Kur’ân’da, cömertliğin Allah katındaki değerine dair birçok ayet yer alır. Nitekim Bakara Suresi’nde, sadakaların başa kakılarak ve gönül inciterek verilmemesi gerektiği açıkça belirtilir: “Ey iman edenler! Sadakalarınızı başa kakarak ve gönül inciterek boşa çıkarmayın…” (Bakara, 2/264)[^1]. Hadislerde ise Peygamber Efendimiz (sav): “Cömert kişi Allah’a yakın, insanlara yakın ve cennete yakındır. Cimri kişi ise Allah’tan, insanlardan uzak ve cehenneme yakındır” buyurarak net bir ahlaki ayrım ortaya koymuştur[^2].
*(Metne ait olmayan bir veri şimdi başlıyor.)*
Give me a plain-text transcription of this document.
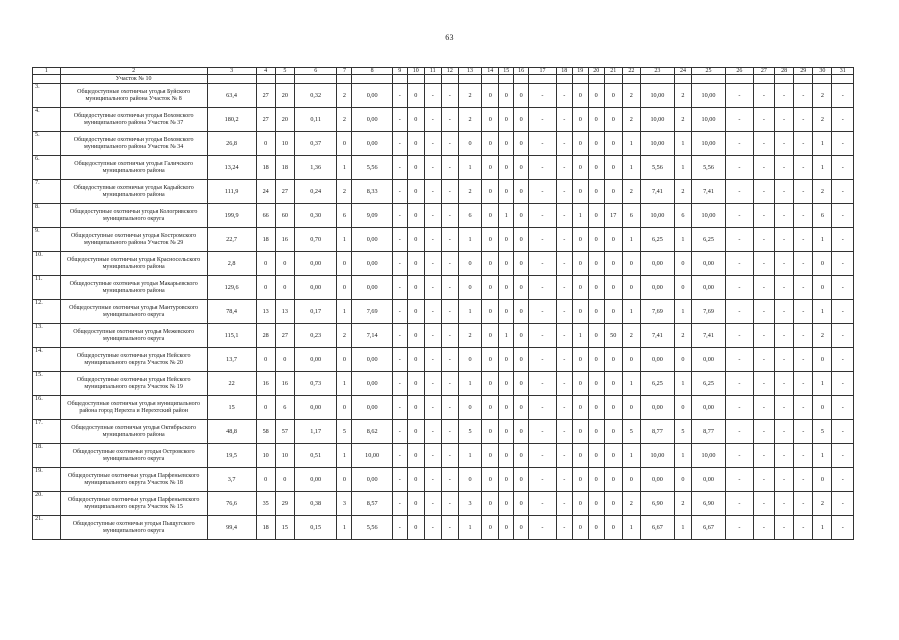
63
1	2	3	4	5	6	7	8	9	10	11	12	13	14	15	16	17	18	19	20	21	22	23	24	25	26	27	28	29	30	31
	Участок № 10																													
3.	Общедоступные охотничьи угодья Буйского муниципального района Участок № 8	63,4	27	20	0,32	2	0,00	-	0	-	-	2	0	0	0	-	-	0	0	0	2	10,00	2	10,00	-	-	-	-	2	-
4.	Общедоступные охотничьи угодья Вохомского муниципального района Участок № 37	180,2	27	20	0,11	2	0,00	-	0	-	-	2	0	0	0	-	-	0	0	0	2	10,00	2	10,00	-	-	-	-	2	-
5.	Общедоступные охотничьи угодья Вохомского муниципального района Участок № 34	26,8	0	10	0,37	0	0,00	-	0	-	-	0	0	0	0	-	-	0	0	0	1	10,00	1	10,00	-	-	-	-	1	-
6.	Общедоступные охотничьи угодья Галичского муниципального района	13,24	18	18	1,36	1	5,56	-	0	-	-	1	0	0	0	-	-	0	0	0	1	5,56	1	5,56	-	-	-	-	1	-
7.	Общедоступные охотничьи угодья Кадыйского муниципального района	111,9	24	27	0,24	2	8,33	-	0	-	-	2	0	0	0	-	-	0	0	0	2	7,41	2	7,41	-	-	-	-	2	-
8.	Общедоступные охотничьи угодья Кологривского муниципального округа	199,9	66	60	0,30	6	9,09	-	0	-	-	6	0	1	0	-	-	1	0	17	6	10,00	6	10,00	-	-	-	-	6	-
9.	Общедоступные охотничьи угодья Костромского муниципального района Участок № 29	22,7	18	16	0,70	1	0,00	-	0	-	-	1	0	0	0	-	-	0	0	0	1	6,25	1	6,25	-	-	-	-	1	-
10.	Общедоступные охотничьи угодья Красносельского муниципального района	2,8	0	0	0,00	0	0,00	-	0	-	-	0	0	0	0	-	-	0	0	0	0	0,00	0	0,00	-	-	-	-	0	-
11.	Общедоступные охотничьи угодья Макарьевского муниципального района	129,6	0	0	0,00	0	0,00	-	0	-	-	0	0	0	0	-	-	0	0	0	0	0,00	0	0,00	-	-	-	-	0	-
12.	Общедоступные охотничьи угодья Мантуровского муниципального округа	78,4	13	13	0,17	1	7,69	-	0	-	-	1	0	0	0	-	-	0	0	0	1	7,69	1	7,69	-	-	-	-	1	-
13.	Общедоступные охотничьи угодья Межевского муниципального округа	115,1	28	27	0,23	2	7,14	-	0	-	-	2	0	1	0	-	-	1	0	50	2	7,41	2	7,41	-	-	-	-	2	-
14.	Общедоступные охотничьи угодья Нейского муниципального округа Участок № 20	13,7	0	0	0,00	0	0,00	-	0	-	-	0	0	0	0	-	-	0	0	0	0	0,00	0	0,00	-	-	-	-	0	-
15.	Общедоступные охотничьи угодья Нейского муниципального округа Участок № 19	22	16	16	0,73	1	0,00	-	0	-	-	1	0	0	0	-	-	0	0	0	1	6,25	1	6,25	-	-	-	-	1	-
16.	Общедоступные охотничьи угодья муниципального района город Нерехта и Нерехтский район	15	0	6	0,00	0	0,00	-	0	-	-	0	0	0	0	-	-	0	0	0	0	0,00	0	0,00	-	-	-	-	0	-
17.	Общедоступные охотничьи угодья Октябрьского муниципального района	48,8	58	57	1,17	5	8,62	-	0	-	-	5	0	0	0	-	-	0	0	0	5	8,77	5	8,77	-	-	-	-	5	-
18.	Общедоступные охотничьи угодья Островского муниципального округа	19,5	10	10	0,51	1	10,00	-	0	-	-	1	0	0	0	-	-	0	0	0	1	10,00	1	10,00	-	-	-	-	1	-
19.	Общедоступные охотничьи угодья Парфеньевского муниципального округа Участок № 18	3,7	0	0	0,00	0	0,00	-	0	-	-	0	0	0	0	-	-	0	0	0	0	0,00	0	0,00	-	-	-	-	0	-
20.	Общедоступные охотничьи угодья Парфеньевского муниципального округа Участок № 15	76,6	35	29	0,38	3	8,57	-	0	-	-	3	0	0	0	-	-	0	0	0	2	6,90	2	6,90	-	-	-	-	2	-
21.	Общедоступные охотничьи угодья Пыщугского муниципального округа	99,4	18	15	0,15	1	5,56	-	0	-	-	1	0	0	0	-	-	0	0	0	1	6,67	1	6,67	-	-	-	-	1	-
Müminin gönlü, Allah’ın rahmetiyle yumuşar; bu yumuşama insanlara da sirayet eder. Zengin, malının gerçek sahibini bildiğinde, paylaşmaktan kaçınmaz. Fakir ise sabırla Allah’a yakınlığını sürdürür. Bu iki hâl, toplumda adaletin ve merhametin kökleşmesini sağlar. Cömertlik, müminin izzeti; cimrilik ise hicabıdır.

---

[^1]: Elmalılı Hamdi Yazır, Hak Dini Kur’an Dili, Bakara 264.  
[^2]: Tirmizî, Birr, 40; Ahmed b. Hanbel, Müsned, II/305.